Jeremías 29.11
El Padre celestial tiene un plan grandioso para la vida de cada uno de sus hijos, y puede resumirse en la palabra santificación. Si usted nunca ha estado seguro del significado del término, no es el único; muchas personas no tienen clara su definición. Pero los creyentes debemos entenderlo, pues esa palabra nos define.
En su forma verbal —santificar— el término significa “hacer santo” o “apartar”. Por eso, cuando algo es santificado es apartado de su uso común anterior y dedicado a propósitos sagrados. El Antiguo Testamento menciona varias cosas que el Señor santificó, entre ellas: el séptimo día y la tribu de Leví como sacerdotes, e incluso consagró lugares como el lugar santísimo dentro del tabernáculo (Gn 2.3; Nm 3).

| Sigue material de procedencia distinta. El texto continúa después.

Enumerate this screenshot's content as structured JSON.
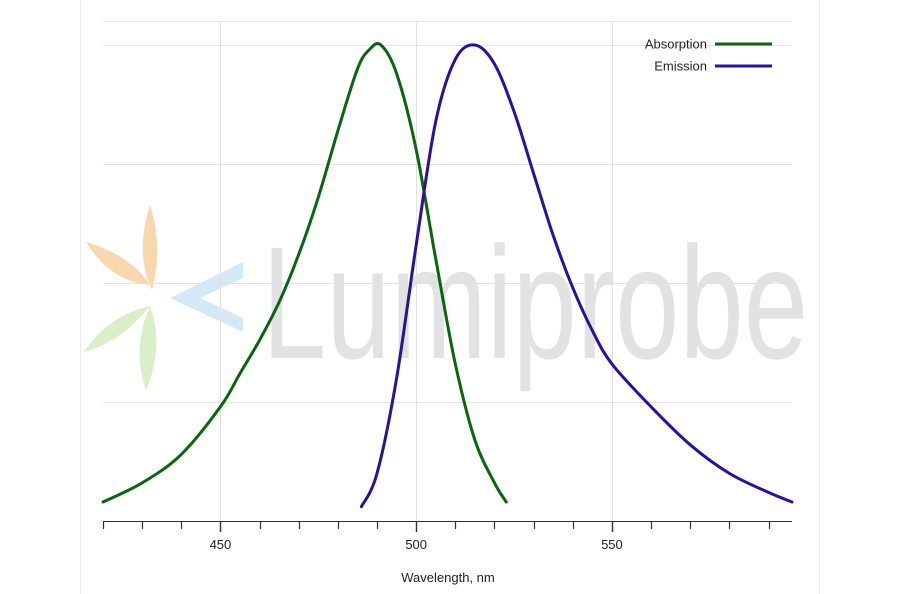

El Padre celestial sigue santificando a personas en el presente. Antes de que alguien ponga su fe en el Salvador, esa persona está muerta espiritualmente y, en realidad, es enemiga de Dios (Ef 2.1-3; Ro 5.10). Pero en el momento que decide confiar en Jesucristo, sus pecados son borrados y es adoptado en la familia de Dios. Esa persona es apartada como un hijo de Dios, con un propósito sagrado. Esto significa que los creyentes no estamos aquí para ir tras nuestro beneficio personal, sino para servir al Señor y darle honra y gloria.
Como miembros de la familia de Dios, llamados a reflejar su gloria, a los creyentes se les conoce como “santos”. Se nos ha dado este apelativo —que comparte su raíz con santificación— no porque estemos libres de pecado o seamos perfectos, sino porque vivimos una vida congruente con Aquel a quien representamos.